Requires Python ≥ 3.9.

## Quick Start

```bash
# What's in this file?
voxelkit inspect scan.nii.gz

# Is the data healthy?
voxelkit report scan.nii.gz

# Show me a slice
voxelkit preview scan.nii.gz --plane axial --output preview.png

# Check a whole dataset at once (JSON or self-contained HTML)
voxelkit report-batch data/scans/
voxelkit report-batch data/scans/ --html report.html
```

DICOM workflows:

```bash
# Inspect a single .dcm or a whole series directory (PHI stripped by default)
voxelkit inspect scan.dcm
voxelkit inspect ./series/

# Scrub PHI from every .dcm under a directory
voxelkit anonymise ./incoming/ --output ./anonymised/

# Convert DICOM to NIfTI
voxelkit convert ./series/ volume.nii.gz
```

Or from Python:

```python
from voxelkit import inspect_file, report_file, report_batch

info   = inspect_file("scan.nii.gz")        # also handles .dcm + series dirs
report = report_file("scan.nii.gz")
batch  = report_batch("data/scans/")

# DICOM-specific helpers
from voxelkit.dicom import anonymise_directory, dicom_to_nifti
anonymise_directory("./incoming/", "./anonymised/")
dicom_to_nifti("./series/", "volume.nii.gz")
```

## Full Documentation

Everything else — complete CLI reference, Python API docs, REST API, QA warning explanations, and contributing guide — lives at:

**[arsalaanahmad.github.io/VoxelKit](https://arsalaanahmad.github.io/VoxelKit/)**

## Contributing

Contributions are welcome.

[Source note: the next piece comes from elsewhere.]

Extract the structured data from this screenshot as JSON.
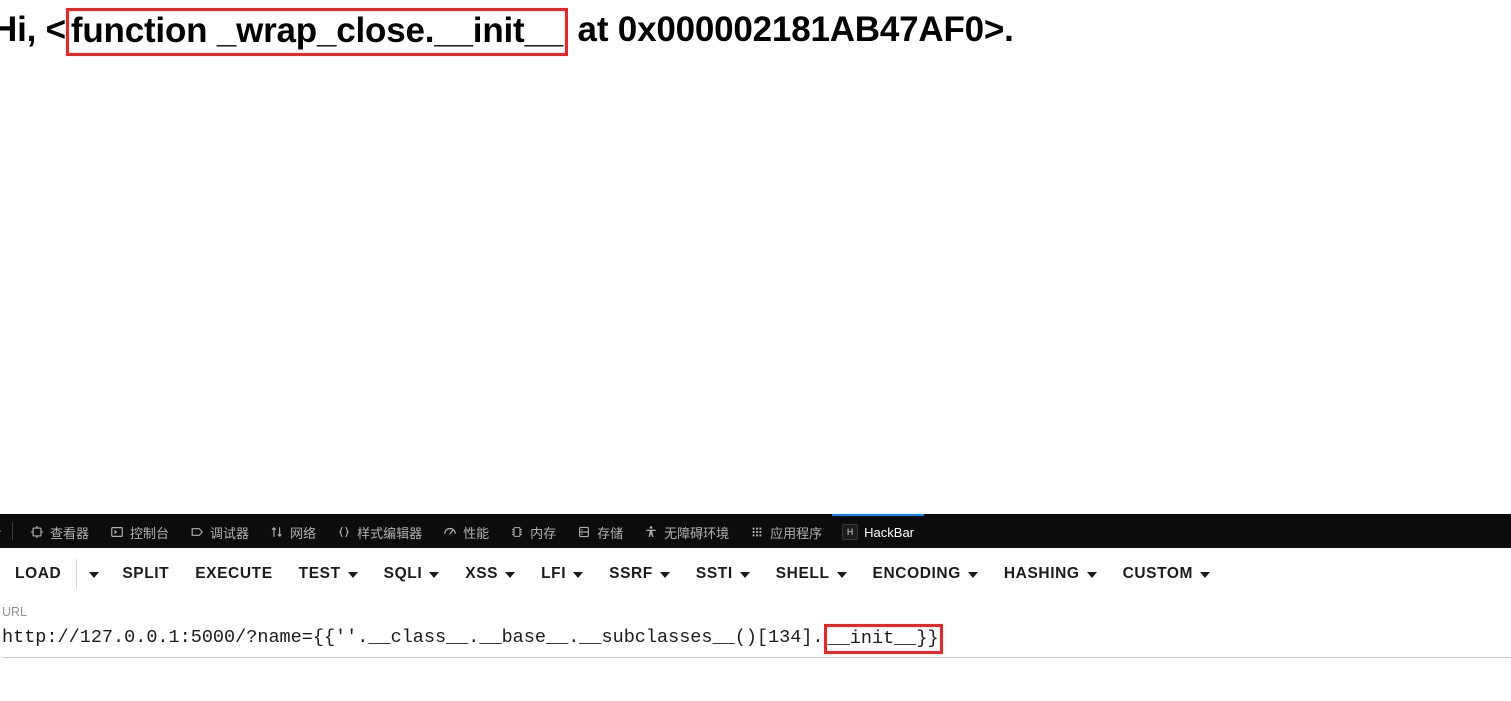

See the **[Contributing Guide](https://arsalaanahmad.github.io/VoxelKit/contributing/)** for setup instructions, workflow, and how to report issues.

## Citation

If you use VoxelKit in research, please cite:

```bibtex
@software{voxelkit,
  author  = {Arsalaan Ahmad},
  title   = {VoxelKit},
  doi     = {10.5281/zenodo.19774569},
  url     = {https://github.com/ArsalaanAhmad/VoxelKit},
}
```

## Disclaimer

VoxelKit is a developer and research utility. It is not a clinical decision system and must not be used for diagnosis or treatment.